Cela permet aussi une meilleure prise en charge des victimes, avec un dispositif national d'accompagnement et d'hébergement et la possibilité de témoigner de manière anonyme.

Enfin, cela facilite la coopération internationale car la traite des êtres humains est plus fréquemment réprimée par les États que le proxénétisme. Dans le dossier en question, des investigations internationales ont été menées, notamment pour retracer des flux financiers.

La troisième et dernière qualification est le viol. Cela pourrait être la qualification la plus fréquemment retenue dans un contexte de pornographie. En effet, comme vous l'avez compris, certains tournages donnent lieu à des dérives, avec des violences sexuelles. Le visionnage de certains films diffusés sur les plateformes et l'audition de participantes ont révélé que leur consentement pouvait ne pas être respecté lors des relations sexuelles.

Cependant, la qualification de viol ne va pas de soi et nécessite un véritable raisonnement juridique. En effet, le sentiment premier est que, lorsqu'un acteur ou une actrice participe à une scène de film pornographique, il ou elle est consentant. Or contrairement au proxénétisme et à la traite des êtres humains, l'absence de consentement est indispensable à la qualification de viol.

Dans le dossier en question, était-il possible que la participante soit consentante au début du tournage, puis ne le soit plus pour d'autres scènes ? Il nous est apparu, indépendamment de la dureté des actes ou des questions morales, que la qualification de viol pouvait être retenue, le consentement à la relation sexuelle étant inexistant pour certaines scènes.

Concernant les perspectives du dossier en cours, 43 parties civiles se sont constituées, ainsi que des associations. Douze personnes ont été mises en examen. Je ne peux pas vous répondre sur l'éventualité d'une prochaine audience. L'instruction durera encore plusieurs mois, le Parquet et les magistrats instructeurs se prononceront à l'issue de celle-ci.

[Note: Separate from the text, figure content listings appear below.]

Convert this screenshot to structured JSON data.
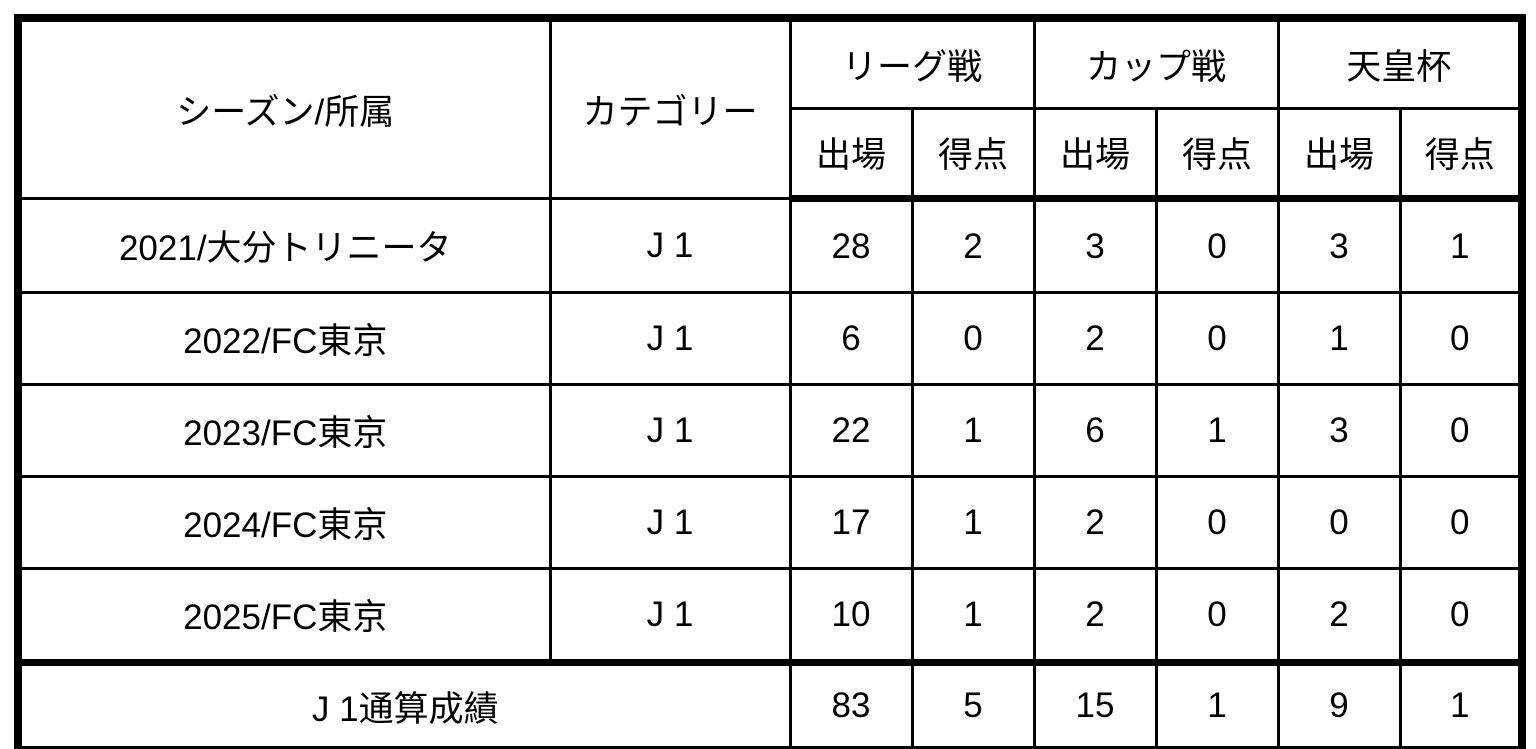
{
  "table": {
    "header": {
      "season_label": "シーズン/所属",
      "category_label": "カテゴリー",
      "groups": [
        {
          "label": "リーグ戦"
        },
        {
          "label": "カップ戦"
        },
        {
          "label": "天皇杯"
        }
      ],
      "sub_labels": [
        "出場",
        "得点",
        "出場",
        "得点",
        "出場",
        "得点"
      ]
    },
    "rows": [
      {
        "season": "2021/大分トリニータ",
        "category": "J 1",
        "stats": [
          "28",
          "2",
          "3",
          "0",
          "3",
          "1"
        ]
      },
      {
        "season": "2022/FC東京",
        "category": "J 1",
        "stats": [
          "6",
          "0",
          "2",
          "0",
          "1",
          "0"
        ]
      },
      {
        "season": "2023/FC東京",
        "category": "J 1",
        "stats": [
          "22",
          "1",
          "6",
          "1",
          "3",
          "0"
        ]
      },
      {
        "season": "2024/FC東京",
        "category": "J 1",
        "stats": [
          "17",
          "1",
          "2",
          "0",
          "0",
          "0"
        ]
      },
      {
        "season": "2025/FC東京",
        "category": "J 1",
        "stats": [
          "10",
          "1",
          "2",
          "0",
          "2",
          "0"
        ]
      }
    ],
    "footer": {
      "label": "J 1通算成績",
      "stats": [
        "83",
        "5",
        "15",
        "1",
        "9",
        "1"
      ]
    },
    "colors": {
      "border": "#000000",
      "background": "#ffffff",
      "text": "#000000"
    }
  }
}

Quant aux évolutions juridiques que nous pourrions proposer, il existe déjà un panel d'infractions dans le code pénal dont certaines ont pu être retenues. Les évolutions souhaitables porteraient sur la prévention, davantage que sur la répression.

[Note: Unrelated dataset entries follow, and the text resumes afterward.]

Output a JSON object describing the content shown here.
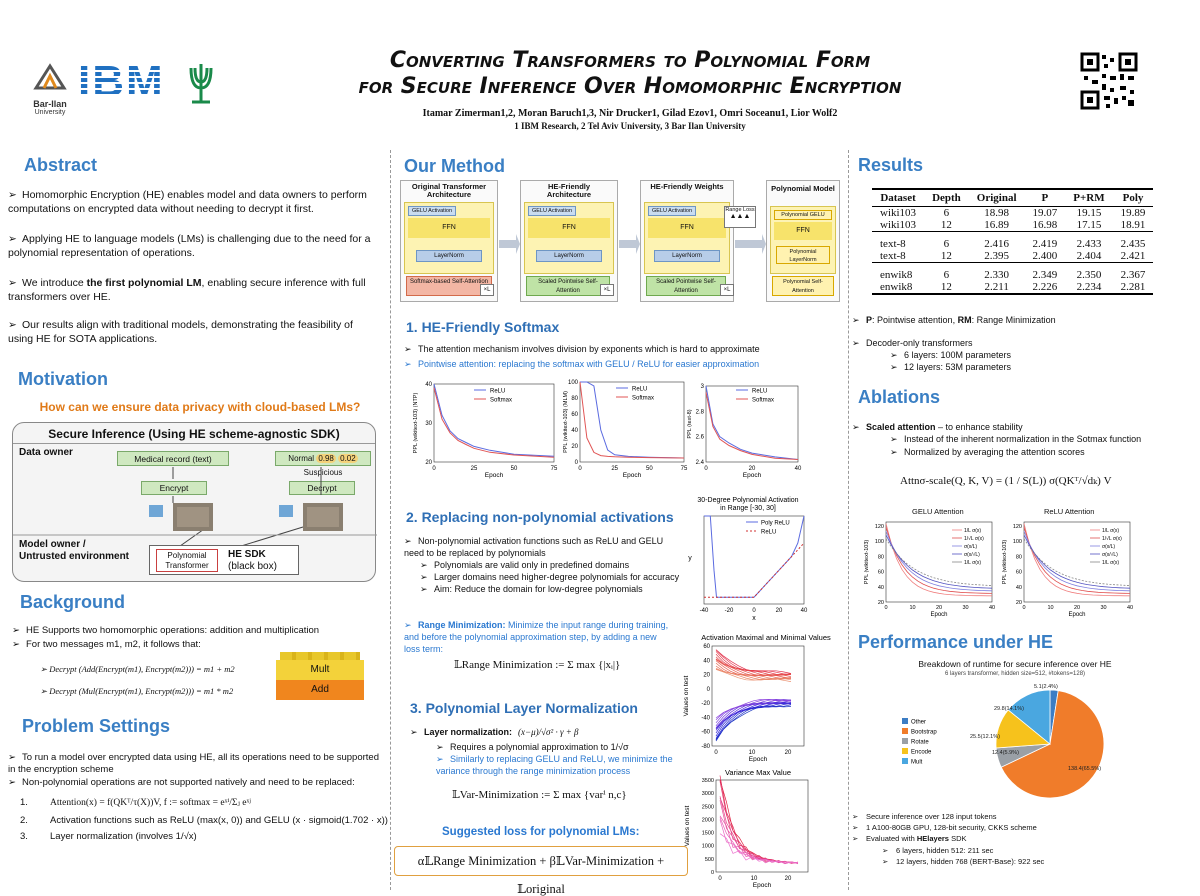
{
  "header": {
    "title_line1": "Converting Transformers to Polynomial Form",
    "title_line2": "for Secure Inference Over Homomorphic Encryption",
    "authors": "Itamar Zimerman1,2, Moran Baruch1,3, Nir Drucker1, Gilad Ezov1, Omri Soceanu1, Lior Wolf2",
    "affiliations": "1 IBM Research,  2 Tel Aviv University,  3 Bar Ilan University",
    "logo_bar_ilan_line1": "Bar-Ilan",
    "logo_bar_ilan_line2": "University",
    "logo_ibm": "IBM"
  },
  "abstract": {
    "title": "Abstract",
    "items": [
      "Homomorphic Encryption (HE) enables model and data owners to perform computations on encrypted data without needing to decrypt it first.",
      "Applying HE to language models (LMs) is challenging due to the need for a polynomial representation of operations.",
      "the first polynomial LM",
      "Our results align with traditional models, demonstrating the feasibility of using HE for SOTA applications."
    ],
    "item3_pre": "We introduce ",
    "item3_post": ", enabling secure inference with full transformers over HE."
  },
  "motivation": {
    "title": "Motivation",
    "question": "How can we ensure data privacy with cloud-based LMs?",
    "diagram": {
      "title": "Secure Inference (Using HE scheme-agnostic SDK)",
      "data_owner": "Data owner",
      "medical_record": "Medical record (text)",
      "normal": "Normal",
      "normal_score": "0.98",
      "suspicious_score": "0.02",
      "suspicious": "Suspicious",
      "encrypt": "Encrypt",
      "decrypt": "Decrypt",
      "model_owner_line1": "Model owner /",
      "model_owner_line2": "Untrusted environment",
      "poly_transformer_line1": "Polynomial",
      "poly_transformer_line2": "Transformer",
      "he_sdk_line1": "HE SDK",
      "he_sdk_line2": "(black box)"
    }
  },
  "background": {
    "title": "Background",
    "item1": "HE Supports two homomorphic operations: addition and multiplication",
    "item2": "For two messages m1, m2, it follows that:",
    "eq1": "Decrypt (Add(Encrypt(m1), Encrypt(m2))) = m1 + m2",
    "eq2": "Decrypt (Mul(Encrypt(m1), Encrypt(m2))) = m1 * m2",
    "mult": "Mult",
    "add": "Add"
  },
  "problem": {
    "title": "Problem Settings",
    "item1": "To run a model over encrypted data using HE, all its operations need to be supported in the encryption scheme",
    "item2": "Non-polynomial operations are not supported natively and need to be replaced:",
    "n1": "1.",
    "n2": "2.",
    "n3": "3.",
    "eq1": "Attention(x) = f(QKᵀ/τ(X))V,  f := softmax = eˣⁱ/Σⱼ eˣʲ",
    "eq2": "Activation functions such as ReLU (max(x, 0)) and GELU (x · sigmoid(1.702 · x))",
    "eq3": "Layer normalization (involves 1/√x)"
  },
  "method": {
    "title": "Our Method",
    "arch": {
      "col1_title": "Original Transformer Architecture",
      "col2_title": "HE-Friendly Architecture",
      "col3_title": "HE-Friendly Weights",
      "col4_title": "Polynomial Model",
      "gelu": "GELU Activation",
      "ffn": "FFN",
      "layernorm": "LayerNorm",
      "softmax_attn": "Softmax-based Self-Attention",
      "scaled_attn": "Scaled Pointwise Self-Attention",
      "range_loss": "Range Loss",
      "poly_gelu": "Polynomial GELU",
      "poly_ln": "Polynomial LayerNorm",
      "poly_attn": "Polynomial Self-Attention",
      "xl": "×L"
    },
    "s1": {
      "title": "1. HE-Friendly Softmax",
      "item1": "The attention mechanism involves division by exponents which is hard to approximate",
      "item2_hl": "Pointwise attention",
      "item2_rest": ": replacing the softmax with GELU / ReLU for easier approximation"
    },
    "s2": {
      "title": "2. Replacing non-polynomial activations",
      "item1": "Non-polynomial activation functions such as ReLU and GELU need to be replaced by polynomials",
      "sub1": "Polynomials are valid only in predefined domains",
      "sub2": "Larger domains need higher-degree polynomials for accuracy",
      "sub3": "Aim: Reduce the domain for low-degree polynomials",
      "item2_hl": "Range Minimization:",
      "item2_rest": " Minimize the input range during training, and before the polynomial approximation step, by adding a new loss term:",
      "eq": "𝕃Range Minimization := Σ max {|xᵢ|}"
    },
    "s3": {
      "title": "3. Polynomial Layer Normalization",
      "item1_b": "Layer normalization:",
      "item1_eq": "(x−μ)/√σ² · γ + β",
      "sub1": "Requires a polynomial approximation to 1/√σ",
      "sub2": "Similarly to replacing GELU and ReLU, we minimize the variance through the range minimization process",
      "eq": "𝕃Var-Minimization := Σ max {varⁱ n,c}",
      "suggested": "Suggested loss for polynomial LMs:",
      "final_eq": "α𝕃Range Minimization + β𝕃Var-Minimization + 𝕃original"
    }
  },
  "results": {
    "title": "Results",
    "headers": [
      "Dataset",
      "Depth",
      "Original",
      "P",
      "P+RM",
      "Poly"
    ],
    "rows": [
      [
        "wiki103",
        "6",
        "18.98",
        "19.07",
        "19.15",
        "19.89"
      ],
      [
        "wiki103",
        "12",
        "16.89",
        "16.98",
        "17.15",
        "18.91"
      ],
      [
        "text-8",
        "6",
        "2.416",
        "2.419",
        "2.433",
        "2.435"
      ],
      [
        "text-8",
        "12",
        "2.395",
        "2.400",
        "2.404",
        "2.421"
      ],
      [
        "enwik8",
        "6",
        "2.330",
        "2.349",
        "2.350",
        "2.367"
      ],
      [
        "enwik8",
        "12",
        "2.211",
        "2.226",
        "2.234",
        "2.281"
      ]
    ],
    "note_p": "P",
    "note_p_rest": ": Pointwise attention, ",
    "note_rm": "RM",
    "note_rm_rest": ": Range Minimization",
    "decoder": "Decoder-only transformers",
    "d1": "6 layers: 100M parameters",
    "d2": "12 layers: 53M parameters"
  },
  "ablations": {
    "title": "Ablations",
    "item_b": "Scaled attention",
    "item_rest": " – to enhance stability",
    "sub1": "Instead of the inherent normalization in the Sotmax function",
    "sub2": "Normalized by averaging the attention scores",
    "eq": "Attnσ-scale(Q, K, V) = (1 / S(L)) σ(QKᵀ/√dₖ) V",
    "gelu_title": "GELU Attention",
    "relu_title": "ReLU Attention"
  },
  "performance": {
    "title": "Performance under HE",
    "chart_title": "Breakdown of runtime for secure inference over HE",
    "chart_subtitle": "6 layers transformer, hidden size=512, #tokens=128)",
    "item1": "Secure inference over 128 input tokens",
    "item2": "1 A100-80GB GPU, 128-bit security, CKKS scheme",
    "item3_pre": "Evaluated with ",
    "item3_b": "HElayers",
    "item3_post": " SDK",
    "sub1": "6 layers, hidden 512: 211 sec",
    "sub2": "12 layers, hidden 768 (BERT-Base): 922 sec"
  },
  "charts_text": {
    "relu": "ReLU",
    "softmax": "Softmax",
    "epoch": "Epoch",
    "ylab1": "PPL (wikitext-103) (NTP)",
    "ylab2": "PPL (wikitext-103) (MLM)",
    "ylab3": "PPL (text-8)",
    "act_title_1": "30-Degree Polynomial Activation",
    "act_title_2": "in Range [-30, 30]",
    "poly_relu": "Poly ReLU",
    "x": "x",
    "y": "y",
    "maxmin_title": "Activation Maximal and Minimal Values",
    "values_on_test": "Values on test",
    "variance_title": "Variance Max Value",
    "abl_ylab": "PPL (wikitext-103)",
    "abl_legend": [
      "1/L σ(x)",
      "1/√L σ(x)",
      "σ(x/L)",
      "σ(x/√L)",
      "1/L σ(x)"
    ]
  },
  "chart_data": [
    {
      "type": "line",
      "title": "",
      "xlabel": "Epoch",
      "ylabel": "PPL (wikitext-103) (NTP)",
      "xlim": [
        0,
        75
      ],
      "ylim": [
        20,
        40
      ],
      "x": [
        0,
        5,
        10,
        15,
        20,
        25,
        35,
        50,
        75
      ],
      "series": [
        {
          "name": "ReLU",
          "values": [
            40,
            32,
            28,
            26,
            25,
            24,
            23,
            22,
            21.5
          ]
        },
        {
          "name": "Softmax",
          "values": [
            39,
            31,
            27.5,
            25.5,
            24.5,
            23.5,
            22.5,
            21.8,
            21.2
          ]
        }
      ]
    },
    {
      "type": "line",
      "title": "",
      "xlabel": "Epoch",
      "ylabel": "PPL (wikitext-103) (MLM)",
      "xlim": [
        0,
        75
      ],
      "ylim": [
        0,
        100
      ],
      "x": [
        0,
        5,
        10,
        15,
        20,
        25,
        35,
        50,
        75
      ],
      "series": [
        {
          "name": "ReLU",
          "values": [
            100,
            100,
            95,
            40,
            15,
            9,
            7,
            6,
            5
          ]
        },
        {
          "name": "Softmax",
          "values": [
            100,
            30,
            12,
            8,
            7,
            6.5,
            6,
            5.5,
            5
          ]
        }
      ]
    },
    {
      "type": "line",
      "title": "",
      "xlabel": "Epoch",
      "ylabel": "PPL (text-8)",
      "xlim": [
        0,
        40
      ],
      "ylim": [
        2.4,
        3.0
      ],
      "x": [
        0,
        3,
        6,
        10,
        15,
        20,
        30,
        40
      ],
      "series": [
        {
          "name": "ReLU",
          "values": [
            3.0,
            2.7,
            2.6,
            2.55,
            2.5,
            2.47,
            2.44,
            2.42
          ]
        },
        {
          "name": "Softmax",
          "values": [
            2.95,
            2.68,
            2.58,
            2.53,
            2.49,
            2.46,
            2.43,
            2.42
          ]
        }
      ]
    },
    {
      "type": "line",
      "title": "30-Degree Polynomial Activation in Range [-30, 30]",
      "xlabel": "x",
      "ylabel": "y",
      "xlim": [
        -40,
        40
      ],
      "x": [
        -40,
        -35,
        -32,
        -30,
        -20,
        0,
        10,
        20,
        30,
        35,
        40
      ],
      "series": [
        {
          "name": "Poly ReLU",
          "values": [
            60,
            60,
            20,
            0,
            0,
            0,
            10,
            20,
            30,
            40,
            60
          ]
        },
        {
          "name": "ReLU",
          "values": [
            0,
            0,
            0,
            0,
            0,
            0,
            10,
            20,
            30,
            35,
            40
          ]
        }
      ]
    },
    {
      "type": "pie",
      "title": "Breakdown of runtime for secure inference over HE",
      "subtitle": "6 layers transformer, hidden size=512, #tokens=128)",
      "categories": [
        "Other",
        "Bootstrap",
        "Rotate",
        "Encode",
        "Mult"
      ],
      "values": [
        5.1,
        138.4,
        12.4,
        25.5,
        29.8
      ],
      "labels": [
        "5.1(2.4%)",
        "138.4(65.5%)",
        "12.4(5.9%)",
        "25.5(12.1%)",
        "29.8(14.1%)"
      ],
      "colors": [
        "#3c7dc4",
        "#f07c2a",
        "#9aa0a6",
        "#f6c21c",
        "#4aa7e0"
      ]
    }
  ]
}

Un enjeu réside dans le retrait des vidéos. Au stade de l'enquête, elles sont indispensables à la construction du dossier car elles constituent des éléments de preuve. Mais par la suite, en obtenir le retrait est difficile. Elles sont sans cesse partagées sur des plateformes, parfois sans lien avec les personnes mises en cause dans l'enquête. En obtenir le retrait pose de nombreux problèmes juridiques, notamment si l'hébergeur de la plateforme est à l'étranger. L'évolution envisagée pourrait être une coordination au niveau européen, qui donnerait un plus grand poids face aux géants du numérique.